National Australia Bank in June will start trialling technology where chat-bots or what NAB calls "virtual agents" handle customer requests online — a task handled by call centre agents today.
NAB will soon start trialling "virtual chat", where an automated online assistant will attempt to answer commonly asked questions for customers via a Web browser, according to the bank's head of direct channels, Direct Sales and Service, Tim Cullen.
The new system's online assistant will provide customers with links to other Web pages, and explanatory images, as well as helping customers through various application forms, such as those for home loans.
"If [customers] are at a particular point in an application, our virtual agent will be able to give specific guidance to them on how to proceed," Cullen told ITRadio.com.au's Smart Call podcast.
However, the virtual agent's intelligence will need time to develop and will initially be capped by NAB management's guess at what consumers really want to know.
"We're trying to guess a lot of the questions our customers are going to ask. Initially we'll probably launch with an overflow to a human chat. But overtime we will build up the knowledge base of those types of questions, and respond to them, and look at ways we can hand them off, not only to chat, but also have someone call them back or also refer them into a branch," he said.
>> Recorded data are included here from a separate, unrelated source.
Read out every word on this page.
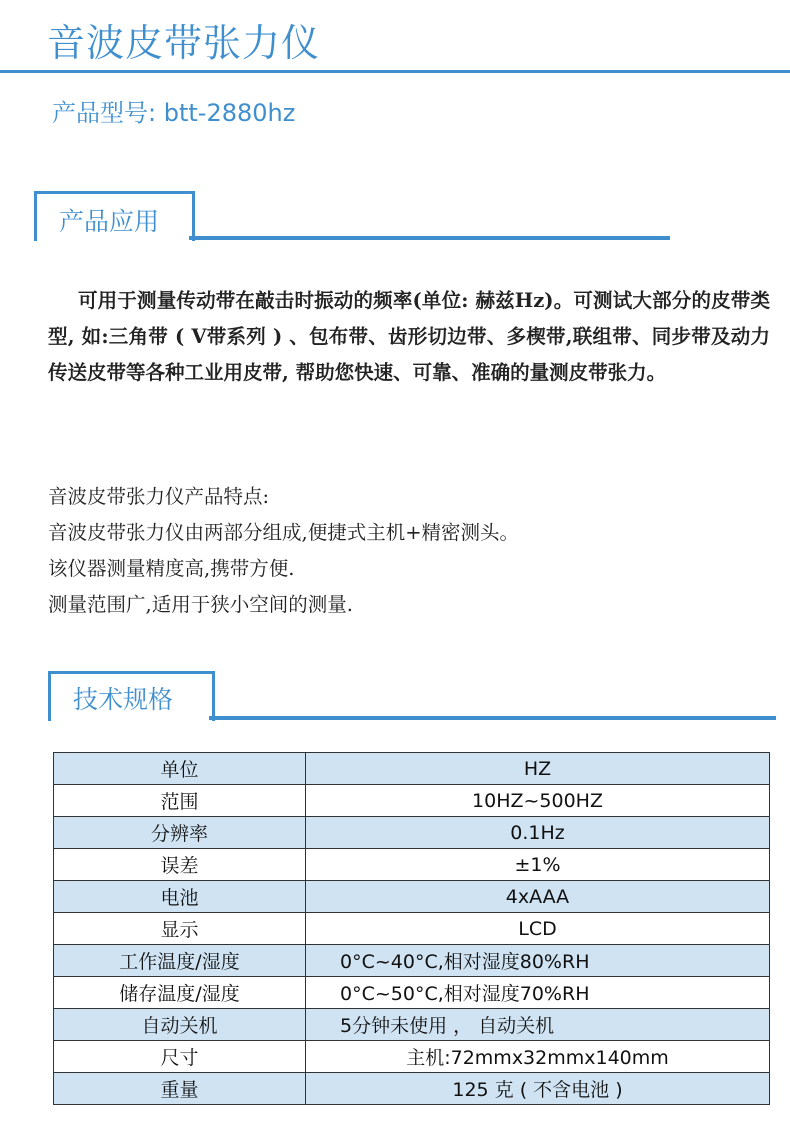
音波皮带张力仪
产品型号: btt-2880hz
产品应用
可用于测量传动带在敲击时振动的频率(单位: 赫兹Hz)。可测试大部分的皮带类型, 如:三角带 ( V带系列 ) 、包布带、齿形切边带、多楔带,联组带、同步带及动力传送皮带等各种工业用皮带, 帮助您快速、可靠、准确的量测皮带张力。
音波皮带张力仪产品特点:
音波皮带张力仪由两部分组成,便捷式主机+精密测头。
该仪器测量精度高,携带方便.
测量范围广,适用于狭小空间的测量.
技术规格
单位	HZ
范围	10HZ~500HZ
分辨率	0.1Hz
误差	±1%
电池	4xAAA
显示	LCD
工作温度/湿度	0°C~40°C,相对湿度80%RH
储存温度/湿度	0°C~50°C,相对湿度70%RH
自动关机	5分钟未使用 ， 自动关机
尺寸	主机:72mmx32mmx140mm
重量	125 克 ( 不含电池 )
For example, if a customer has questions about a home loan the virtual agent cannot answer, the customer will be able to organise an appointment with the online assistant for a mobile lender to meet them.
"Virtual chat" technology is being judged against the alternative "click-to-chat" technology that NAB has also been trialling with customers. Click-to-chat allows customers to click a button on NAB's website, which then sends a message for its customer service operators to return the call.
Cullen said that although customer feedback on click-to-chat has been positive, the bank has struggled to see the value of it due to the difficulty of measuring and tracking customer behaviour once the click to chat request has been made.
"We don't know what those customers do. Some of them will apply [for a loan] online, but others may well come into a branch or contact centre. So we're really not sure of the overall economics of why we would do [click-to-]chat or roll it out on a larger scale," he said.
NAB flagged its intention to trial such technology last year, signalling a convergence between call centres and its online capability.
Dr Catriona Wallace, director of Callcentres.net, who last year released a study showing that Australians would prefer speaking with robots than with offshore call centre staff, said technology like this will likely result in job cuts. However, she added that "there's a whole need to automate transactional work to make it less mundane for call centre workers and it will raise what call centre agents need to do other than simple credit card enquiries."
"Agents typically take 78 calls per day and if some of that can be automated, it's a much better role for the agent," she said.
As for NAB's customers, Dr Wallace said: "I think they will like it because most customers that will use it immediately will already be customers who have some orientation around Web chat technology," she said.